By Jill Bright | Guest Author Diana Hoffman | Chicago Title
Our National Underwriter was working on title clearance for a pending transaction. The transaction involved an apartment building in Atlanta that recently underwent a remodel, which resulted in a mechanic’s lien.
The Underwriter worked with the contractor’s attorney to obtain a lien release. The attorney prepared the cancellation of the lien and a demand for payment of $76,325 on behalf of his client. His demand authorized Chicago Title to record the cancellation after payment of their demand was wired.
The attorney emailed copies to the Underwriter for her acceptance and signature. Once she signed, he agreed to overnight the original documents to her.
The Underwriter reviewed the demand for payment and cancellation of the lien. They were in order, so she signed the demand and returned it via email to the lienholder’s attorney. However, the very next day she received a new email from the attorney which read:
Please kindly disregard the escrow letter I sent yesterday the bank Account on, I just confirm from our bank manager the account is going through financial audit and can’t be able to receive or process payment during this period.
Attached letter confirms the right accounts for payment, Please sign this so I can fedx the original today and confirm receipt of this email.
The Underwriter stopped dead in her tracks.
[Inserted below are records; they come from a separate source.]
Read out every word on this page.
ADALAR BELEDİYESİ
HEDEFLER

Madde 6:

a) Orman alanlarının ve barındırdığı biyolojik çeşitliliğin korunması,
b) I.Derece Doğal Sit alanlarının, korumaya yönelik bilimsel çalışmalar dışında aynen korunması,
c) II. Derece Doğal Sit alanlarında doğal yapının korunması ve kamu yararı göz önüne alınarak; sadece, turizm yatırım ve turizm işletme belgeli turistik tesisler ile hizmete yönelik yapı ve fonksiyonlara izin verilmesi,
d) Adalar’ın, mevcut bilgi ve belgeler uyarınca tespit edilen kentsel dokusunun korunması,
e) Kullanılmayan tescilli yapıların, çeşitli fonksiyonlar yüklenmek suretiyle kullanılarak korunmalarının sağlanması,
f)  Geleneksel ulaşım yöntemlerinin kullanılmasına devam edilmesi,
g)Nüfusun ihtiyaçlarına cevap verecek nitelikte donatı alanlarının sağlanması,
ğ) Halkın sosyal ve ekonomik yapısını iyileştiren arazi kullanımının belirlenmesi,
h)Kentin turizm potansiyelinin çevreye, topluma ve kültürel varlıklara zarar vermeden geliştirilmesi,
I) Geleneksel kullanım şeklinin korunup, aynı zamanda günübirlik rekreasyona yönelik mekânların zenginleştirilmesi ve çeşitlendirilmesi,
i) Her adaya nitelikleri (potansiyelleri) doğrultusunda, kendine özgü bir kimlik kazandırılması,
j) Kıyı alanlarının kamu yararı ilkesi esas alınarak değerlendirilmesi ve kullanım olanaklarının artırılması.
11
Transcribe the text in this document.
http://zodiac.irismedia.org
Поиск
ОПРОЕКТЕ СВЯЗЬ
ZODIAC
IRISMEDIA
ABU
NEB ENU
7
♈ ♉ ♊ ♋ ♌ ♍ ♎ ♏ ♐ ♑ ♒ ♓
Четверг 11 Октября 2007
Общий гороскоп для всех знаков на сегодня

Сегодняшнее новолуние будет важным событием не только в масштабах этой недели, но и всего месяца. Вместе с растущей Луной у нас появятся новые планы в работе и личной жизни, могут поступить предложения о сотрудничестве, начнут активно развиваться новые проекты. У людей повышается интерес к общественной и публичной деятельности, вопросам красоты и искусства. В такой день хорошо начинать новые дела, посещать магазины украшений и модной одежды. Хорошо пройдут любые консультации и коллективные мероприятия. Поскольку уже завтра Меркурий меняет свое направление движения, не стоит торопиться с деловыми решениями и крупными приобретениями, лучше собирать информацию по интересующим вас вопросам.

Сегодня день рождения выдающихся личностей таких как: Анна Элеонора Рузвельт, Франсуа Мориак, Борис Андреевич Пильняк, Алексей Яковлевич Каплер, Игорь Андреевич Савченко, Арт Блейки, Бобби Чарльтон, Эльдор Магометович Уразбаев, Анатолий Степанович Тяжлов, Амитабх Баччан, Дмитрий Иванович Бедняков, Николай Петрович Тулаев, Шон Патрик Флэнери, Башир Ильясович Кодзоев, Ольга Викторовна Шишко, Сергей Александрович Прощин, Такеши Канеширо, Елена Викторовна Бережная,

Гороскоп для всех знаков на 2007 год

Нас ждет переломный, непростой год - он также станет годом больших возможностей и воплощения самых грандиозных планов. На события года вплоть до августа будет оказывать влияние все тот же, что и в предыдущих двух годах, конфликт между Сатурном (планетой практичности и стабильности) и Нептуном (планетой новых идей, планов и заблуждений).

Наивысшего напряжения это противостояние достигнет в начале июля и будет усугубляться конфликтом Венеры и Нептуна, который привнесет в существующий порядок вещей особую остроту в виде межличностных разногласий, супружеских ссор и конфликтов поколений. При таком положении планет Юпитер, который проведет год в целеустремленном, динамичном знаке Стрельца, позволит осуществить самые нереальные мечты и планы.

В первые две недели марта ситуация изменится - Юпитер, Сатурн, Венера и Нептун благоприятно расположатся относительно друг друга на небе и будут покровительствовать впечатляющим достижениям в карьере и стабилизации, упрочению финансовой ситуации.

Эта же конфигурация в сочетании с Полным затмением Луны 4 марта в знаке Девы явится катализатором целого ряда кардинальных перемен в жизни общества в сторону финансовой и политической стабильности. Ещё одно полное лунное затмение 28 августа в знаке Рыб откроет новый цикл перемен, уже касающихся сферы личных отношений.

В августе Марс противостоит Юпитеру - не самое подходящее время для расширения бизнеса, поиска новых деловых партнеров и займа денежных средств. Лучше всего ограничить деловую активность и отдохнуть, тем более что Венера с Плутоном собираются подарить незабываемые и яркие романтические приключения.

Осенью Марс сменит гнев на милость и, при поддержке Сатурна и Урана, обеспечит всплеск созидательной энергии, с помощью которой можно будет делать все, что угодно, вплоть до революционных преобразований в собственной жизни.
She had heard about the methods used by criminals to divert wire transfers, but she could not believe it was staring her in the face. She picked up the phone and called the attorney at a known trusted phone number she had received at the beginning of the transaction.
The attorney confirmed the Underwriters suspicions. He never sent her new wire instructions. Nothing was wrong with his account, and it was not being audited.
Fortunately, the good guys prevailed that day, but the bad guys will not stop trying. The Underwriter knew all the signs and took the time to verify the information. Her actions saved the Company from a potential loss of nearly $77,000.
Our Escrow Officers, Title Department, & Underwriters are all trained to detect and prevent fraud which ultimately protects you!